Rahm finished his second round at 1-under 69 Saturday to sit at 5-over 145 for the championship, one clear of the cut line.
“I can say it’s a huge, huge accomplishment,” he said. “Extremely honored to have done it, and it’s kind of humbling to see how many great amateurs are playing here. … Just a lot of high-quality golf, and to be the only one makes me realize how good of a day I had. I’m extremely proud of it.”
Rahm has had no shortage of accomplishments during his amateur career, which will end next week when he turns professional at the Quicken Loans National. During his senior season at Arizona State, Rahm had a 69.41 stroke average and finished in the top 10 of all 13 tournaments in which he played, winning three times. He became the first two-time winner of the Ben Hogan Award, which is given annually to the best college golfer in the country, and as a senior won the Jack Nicklaus National Player of the Year Award.
“Even if I won all those things, I’m human and I shot 6-over yesterday,” Rahm said. “It makes me realize that I can have a future in this game. It’s nice to look back and see all what I’ve done. It motivates me to keep working harder to keep on accomplishing things like that.”
Rahm’s story of how he came to the U.S. for college golf is charmingly simple.
“My dad literally dropped me off at the airport and said, ‘Goodbye, son,’” said the native of Barrika, Spain. “He realized the future of golf is in the States, so you better go there. If you don’t like it, the worst that will happen is you can learn English. It turned out great for me.”
Rahm, who graduated with a degree in communications this spring, has his parents here at Oakmont, along with his brother and girlfriend among a cheering section of 11 people.
“Every time I hit a good shot, they’re yelling louder than anybody,” he said. “That makes me feel great. … To make a cut for my parents, after graduating, is probably the most special thing I could do for them. It’s a really special moment, especially at Oakmont.”

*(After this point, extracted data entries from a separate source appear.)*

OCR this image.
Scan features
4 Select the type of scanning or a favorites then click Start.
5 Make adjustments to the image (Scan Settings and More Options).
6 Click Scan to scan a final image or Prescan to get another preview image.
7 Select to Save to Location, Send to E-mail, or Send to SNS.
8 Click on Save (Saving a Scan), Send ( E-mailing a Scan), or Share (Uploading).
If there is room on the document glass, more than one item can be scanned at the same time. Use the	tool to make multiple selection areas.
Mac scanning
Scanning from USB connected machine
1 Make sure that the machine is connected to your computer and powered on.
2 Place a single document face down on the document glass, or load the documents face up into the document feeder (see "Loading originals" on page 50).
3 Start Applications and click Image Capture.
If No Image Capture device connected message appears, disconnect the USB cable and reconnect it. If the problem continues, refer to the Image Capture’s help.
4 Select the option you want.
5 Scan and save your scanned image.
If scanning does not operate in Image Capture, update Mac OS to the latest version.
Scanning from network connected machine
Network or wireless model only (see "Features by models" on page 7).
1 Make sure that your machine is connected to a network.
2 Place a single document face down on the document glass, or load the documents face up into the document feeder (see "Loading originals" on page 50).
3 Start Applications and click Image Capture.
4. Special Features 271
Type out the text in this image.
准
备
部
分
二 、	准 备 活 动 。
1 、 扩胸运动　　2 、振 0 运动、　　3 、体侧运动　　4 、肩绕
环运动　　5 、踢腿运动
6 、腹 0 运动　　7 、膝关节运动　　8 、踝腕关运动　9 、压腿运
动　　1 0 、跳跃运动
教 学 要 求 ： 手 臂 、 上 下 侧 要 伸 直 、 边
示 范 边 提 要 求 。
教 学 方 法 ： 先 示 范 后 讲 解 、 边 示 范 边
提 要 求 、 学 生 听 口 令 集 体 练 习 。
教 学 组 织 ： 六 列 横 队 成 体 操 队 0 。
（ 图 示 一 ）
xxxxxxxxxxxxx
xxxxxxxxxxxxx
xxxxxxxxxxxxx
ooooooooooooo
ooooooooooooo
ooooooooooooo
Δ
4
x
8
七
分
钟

Rahm poured in an 11-foot birdie putt on the par-4 17th during the second round to give himself some breathing room from the cut line.
“Honestly, my mind was so clear at that point,” he said. “I got into my own zone. In my mind, there was no chance I was missing that putt. … It’s probably the best putt I’ve made in the last month.”
At least one amateur has made the cut in 18 of the last 21 U.S. Open championships.